In our new article (published today in Nature Communications), we present a systematic review and meta-analysis of sexual selection research. The combined results of 65 experimental evolution studies revealed that sexual selection tends to increase measures of population fitness, especially in populations evolving under stressful rather than benign conditions. Unexpectedly, we also found that fitness traits measured in females benefited more from sexual selection than did traits measured in males.
Our results suggest that the beneficial consequences of sexual selection tend to outweigh the negative ones, at least in the species and contexts that have so far been studied using experimental evolution.
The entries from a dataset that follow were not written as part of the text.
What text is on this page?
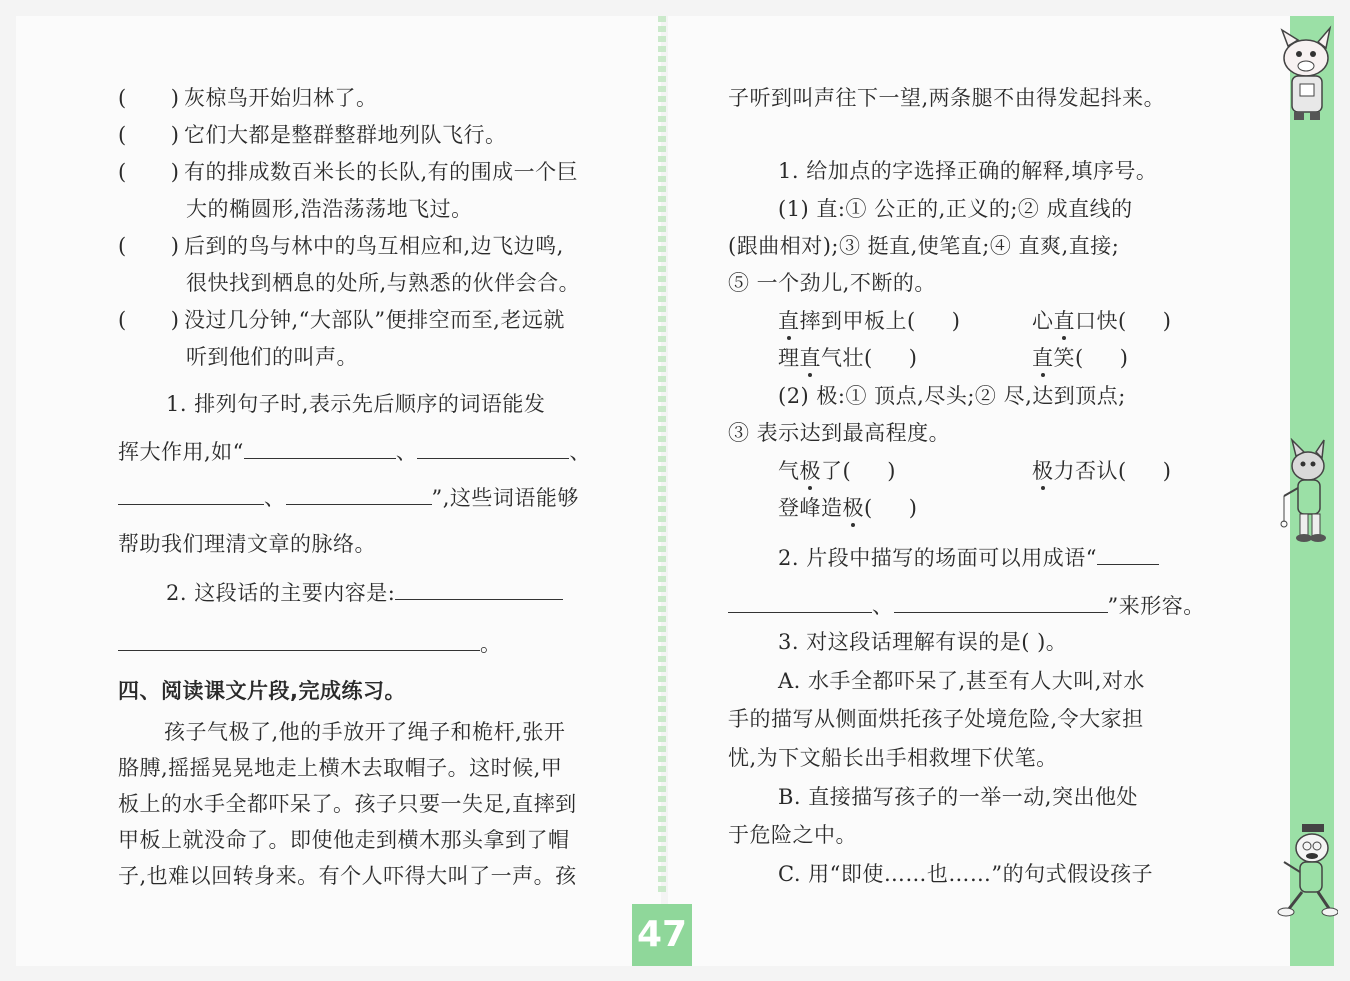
( ) 灰椋鸟开始归林了。
( ) 它们大都是整群整群地列队飞行。
( ) 有的排成数百米长的长队,有的围成一个巨
大的椭圆形,浩浩荡荡地飞过。
( ) 后到的鸟与林中的鸟互相应和,边飞边鸣,
很快找到栖息的处所,与熟悉的伙伴会合。
( ) 没过几分钟,“大部队”便排空而至,老远就
听到他们的叫声。
1. 排列句子时,表示先后顺序的词语能发
挥大作用,如“	、	、
、	”,这些词语能够
帮助我们理清文章的脉络。
2. 这段话的主要内容是:
。
四、阅读课文片段,完成练习。
孩子气极了,他的手放开了绳子和桅杆,张开
胳膊,摇摇晃晃地走上横木去取帽子。这时候,甲
板上的水手全都吓呆了。孩子只要一失足,直摔到
甲板上就没命了。即使他走到横木那头拿到了帽
子,也难以回转身来。有个人吓得大叫了一声。孩
子听到叫声往下一望,两条腿不由得发起抖来。
1. 给加点的字选择正确的解释,填序号。
(1) 直:① 公正的,正义的;② 成直线的
(跟曲相对);③ 挺直,使笔直;④ 直爽,直接;
⑤ 一个劲儿,不断的。
直摔到甲板上( )	心直口快( )
理直气壮( )	直笑( )
(2) 极:① 顶点,尽头;② 尽,达到顶点;
③ 表示达到最高程度。
气极了( )	极力否认( )
登峰造极( )
2. 片段中描写的场面可以用成语“
、	”来形容。
3. 对这段话理解有误的是( )。
A. 水手全都吓呆了,甚至有人大叫,对水
手的描写从侧面烘托孩子处境危险,令大家担
忧,为下文船长出手相救埋下伏笔。
B. 直接描写孩子的一举一动,突出他处
于危险之中。
C. 用“即使……也……”的句式假设孩子
47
Moreover, the results support the hypothesis that conflict between the sexes is relatively more important in populations that are well-adapted to their environment.

Behind the paper
Systematic reviews consist of a formal literature search, eligibility evaluation, data extraction, and data analysis. Each of these steps adds the potential to introduce bias, and so there are formal guidelines (e.g. PRISMA) that researchers can draw on to produce a reliable and reproducible research syntheses. For example, one should make explicit the inclusion criteria used to select primary studies for the review, ensure these criteria do not add systematic bias, and record each decision to facilitate scrutiny. To make our literature review as thorough and transparent as possible, we present full details of the decisions we made in this HTML report accompanying the paper.
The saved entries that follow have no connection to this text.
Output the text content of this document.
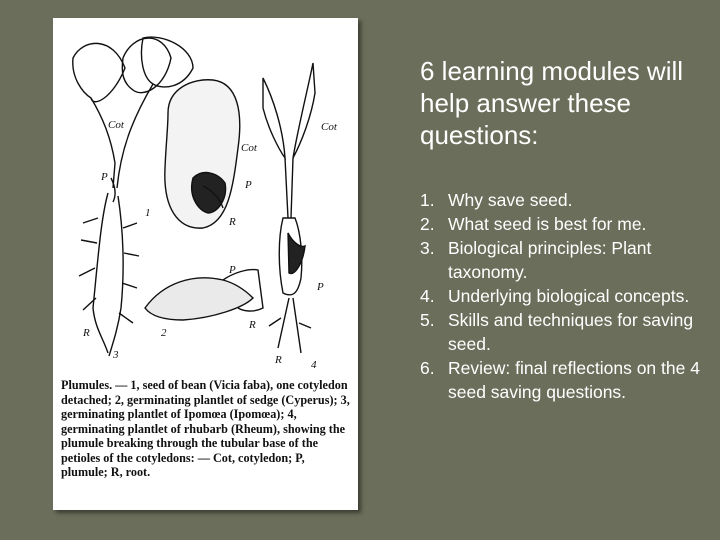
Cot
P
R
3
Cot
P
R
1
P
2
R
Cot
P
R	4
Plumules. — 1, seed of bean (Vicia faba), one cotyledon detached; 2, germinating plantlet of sedge (Cyperus); 3, germinating plantlet of Ipomœa (Ipomœa); 4, germinating plantlet of rhubarb (Rheum), showing the plumule breaking through the tubular base of the petioles of the cotyledons: — Cot, cotyledon; P, plumule; R, root.
6 learning modules will help answer these questions:
1. Why save seed.
2. What seed is best for me.
3. Biological principles: Plant taxonomy.
4. Underlying biological concepts.
5. Skills and techniques for saving seed.
6. Review: final reflections on the 4 seed saving questions.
After applying our selection criteria to the initial search hits and calculating effect sizes for each relevant result, we obtained a total of 459 effect sizes from 65 different articles. The primary results related to various animals (beetles, flies, mice, crickets, guppies, mites), and some studies experimentally manipulated the amount of stress experienced by the evolving populations. Most studies manipulated sexual selection by enforcing random monogamy (which removes sexual selection), while others manipulated the adult sex ratio (e.g. sexual selection on males is reduced in female-biased populations). The studies also measured many different traits: some traits were relatively good proxies for population mean fitness (e.g. extinction probability of the population, average lifetime reproductive success), while other traits had a more nebulous relationship with fitness (e.g. immunocompetence or body size). We dealt with this latter issue by classifying each metric as having a 1) Direct, 2) Indirect, or 3) Ambiguous relationship with population mean fitness. Our main analyses rely on the ‘Direct’ and 'Indirect' measures, though we present all the traits for completeness.
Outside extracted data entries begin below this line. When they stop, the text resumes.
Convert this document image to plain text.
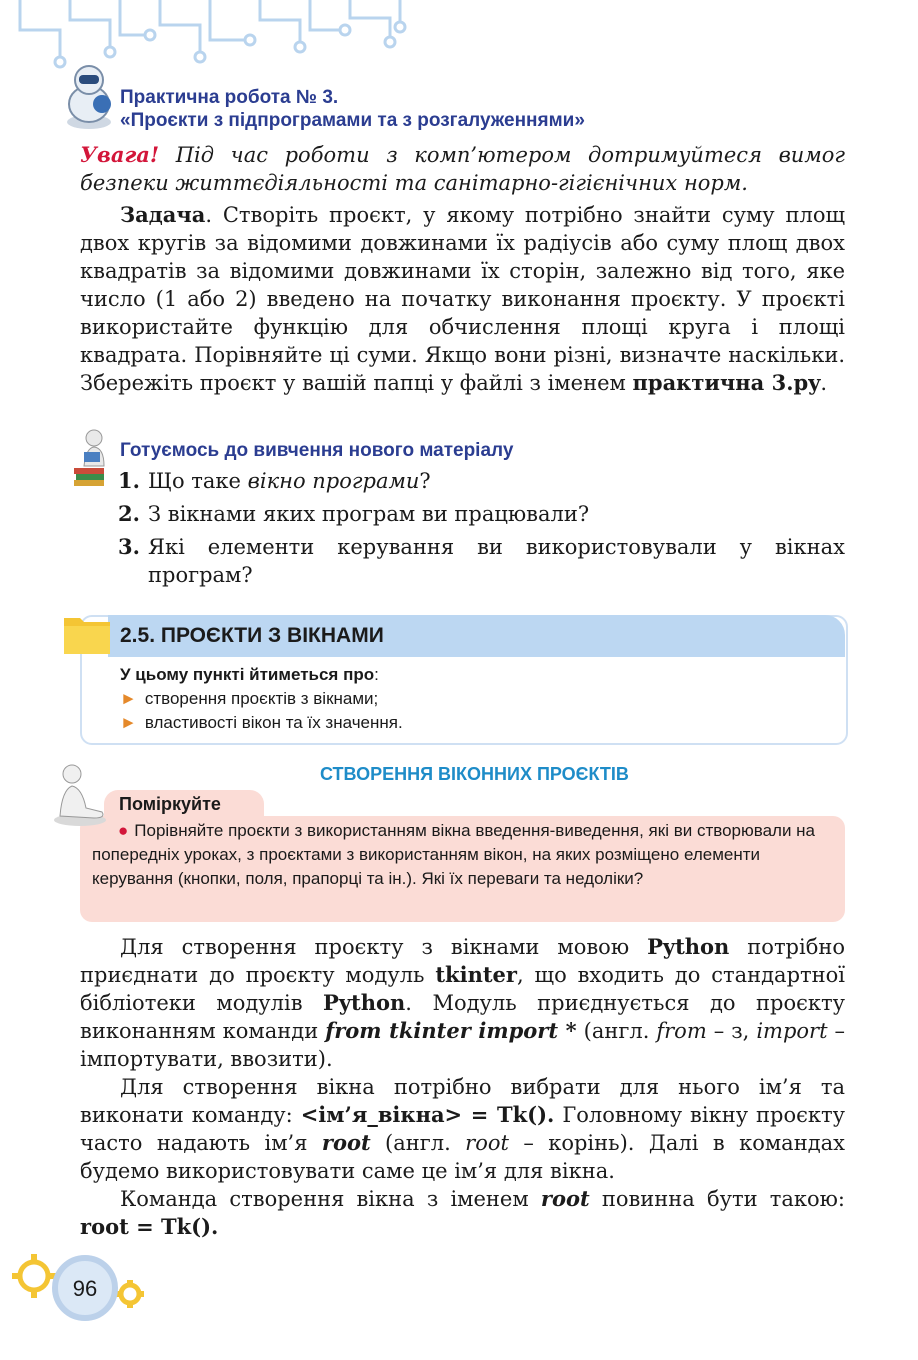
Практична робота № 3.
«Проєкти з підпрограмами та з розгалуженнями»
Увага! Під час роботи з комп’ютером дотримуйтеся вимог безпеки життєдіяльності та санітарно-гігієнічних норм.
Задача. Створіть проєкт, у якому потрібно знайти суму площ двох кругів за відомими довжинами їх радіусів або суму площ двох квадратів за відомими довжинами їх сторін, залежно від того, яке число (1 або 2) введено на початку виконання проєкту. У проєкті використайте функцію для обчислення площі круга і площі квадрата. Порівняйте ці суми. Якщо вони різні, визначте наскільки. Збережіть проєкт у вашій папці у файлі з іменем практична 3.py.
Готуємось до вивчення нового матеріалу
1. Що таке вікно програми?
2. З вікнами яких програм ви працювали?
3. Які елементи керування ви використовували у вікнах програм?
2.5. ПРОЄКТИ З ВІКНАМИ
У цьому пункті йтиметься про:
► створення проєктів з вікнами;
► властивості вікон та їх значення.
СТВОРЕННЯ ВІКОННИХ ПРОЄКТІВ
Поміркуйте
● Порівняйте проєкти з використанням вікна введення-виведення, які ви створювали на попередніх уроках, з проєктами з використанням вікон, на яких розміщено елементи керування (кнопки, поля, прапорці та ін.). Які їх переваги та недоліки?
Для створення проєкту з вікнами мовою Python потрібно приєднати до проєкту модуль tkinter, що входить до стандартної бібліотеки модулів Python. Модуль приєднується до проєкту виконанням команди from tkinter import * (англ. from – з, import – імпортувати, ввозити).
Для створення вікна потрібно вибрати для нього ім’я та виконати команду: <ім’я_вікна> = Tk(). Головному вікну проєкту часто надають ім’я root (англ. root – корінь). Далі в командах будемо використовувати саме це ім’я для вікна.
Команда створення вікна з іменем root повинна бути такою: root = Tk().
96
We combined all the effect size estimates using “standard” meta-analysis (which uses frequentist mixed models; we used the ‘metafor’ R package), as well as their Bayesian equivalents (Bayesian mixed models run with the ‘brms’ R package). Reassuringly, the two methods gave almost identical results for our dataset, though the Bayesian approach is arguably preferable in theory. This is because Bayesian approaches allows one to incorporate prior knowledge into the model and thereby obtain more reliable inferences. For example, we know that experimental manipulation of sexual selection is unlikely to cause a 10-fold increase in fitness, and by setting a prior that reflects our scepticism in extreme results (i.e. Regularization), we should get a more accurate meta-analytical estimate of the average effect size (particularly in small meta-analyses). Given the reassuring concordance between our frequentist and Bayesian results, we expect to use only the latter in future meta-analyses. Our results hold promise, and beg a few questions... What ecological and genetic factors explain the large variation in effect sizes that we observed between different fitness traits, populations, and species? Do the benefits of sexual selection persist over both macro- and micro-evolutionary timescales? And should we spend more time thinking about sexual selection in conservation management, pest control, trophy hunting, and animal breeding? We hope that our study provides impetus for further research, as well as providing a useful reference (browse our data and our code here).